Фаруллах подносит обруч к носу.

Серебро пахнет гордостью и гневом. Обруч родом из ветреных горных краев, где зубцы гор поднимаются над зубцами башен. Ветер гудит в галереях и треплет гривы факелов. Теплые одежды, снег на плечах. Блеск, да, блеск, ярко-лиловый над черными глазами.

Камень в обруче был гранат.

Гранат тоже обладал магией. Возможно, именно от него обруч перенял силу. Но где он теперь, тот гранат? В чьей сокровищнице?

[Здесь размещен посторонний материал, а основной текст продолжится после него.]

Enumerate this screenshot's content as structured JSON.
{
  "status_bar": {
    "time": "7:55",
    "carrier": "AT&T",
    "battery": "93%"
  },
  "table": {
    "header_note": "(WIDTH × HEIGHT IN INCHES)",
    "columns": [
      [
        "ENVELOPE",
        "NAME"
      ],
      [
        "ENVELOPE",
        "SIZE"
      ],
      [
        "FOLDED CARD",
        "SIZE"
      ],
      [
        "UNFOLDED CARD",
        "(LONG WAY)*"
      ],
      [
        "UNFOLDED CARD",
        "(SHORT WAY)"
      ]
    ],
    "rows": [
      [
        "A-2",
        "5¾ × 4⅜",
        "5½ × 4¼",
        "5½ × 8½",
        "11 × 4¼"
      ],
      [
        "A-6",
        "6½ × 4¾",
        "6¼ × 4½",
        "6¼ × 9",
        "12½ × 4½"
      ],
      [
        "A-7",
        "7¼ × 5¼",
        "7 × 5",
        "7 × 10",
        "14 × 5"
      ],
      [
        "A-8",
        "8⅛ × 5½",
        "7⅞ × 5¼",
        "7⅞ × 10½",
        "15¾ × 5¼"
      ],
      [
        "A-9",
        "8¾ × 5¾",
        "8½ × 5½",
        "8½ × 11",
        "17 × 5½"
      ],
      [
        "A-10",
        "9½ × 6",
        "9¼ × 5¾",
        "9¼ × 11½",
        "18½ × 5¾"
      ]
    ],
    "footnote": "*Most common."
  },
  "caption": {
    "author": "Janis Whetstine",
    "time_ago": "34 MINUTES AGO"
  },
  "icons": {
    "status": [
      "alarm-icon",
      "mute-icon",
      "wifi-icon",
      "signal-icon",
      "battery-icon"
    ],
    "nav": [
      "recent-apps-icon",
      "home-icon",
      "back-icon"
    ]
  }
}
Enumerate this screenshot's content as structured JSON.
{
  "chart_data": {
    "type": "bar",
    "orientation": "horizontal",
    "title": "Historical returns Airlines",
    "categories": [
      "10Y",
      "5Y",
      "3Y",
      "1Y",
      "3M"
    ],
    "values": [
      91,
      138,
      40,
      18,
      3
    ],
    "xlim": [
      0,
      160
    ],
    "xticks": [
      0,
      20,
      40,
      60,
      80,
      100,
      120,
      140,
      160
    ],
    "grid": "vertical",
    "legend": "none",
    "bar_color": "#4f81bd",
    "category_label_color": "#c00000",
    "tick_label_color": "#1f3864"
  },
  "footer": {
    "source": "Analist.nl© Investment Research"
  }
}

Лавочник обдирает травинки, обмахивает песок со змеек, выдувает его из впадинок и щелок, слегка проводит пальцами по кругу, чувствуя, как скрипит, тонко поет под кожей металл. Магия искорками тянется к теплу тела.

Ну-ну, тс-с-с…

Фаруллах откладывает обруч к перчатке и, навалившись на тележные доски, долго смотрит на горшок. Горшок, рыжевато-красный, с оббитыми боками и неровным горлом, лежит на отрезе полотна с пучком сена внутри и мазком навоза снаружи. Простой и не примечательный. Даже что-то среднее между горшком и кувшином.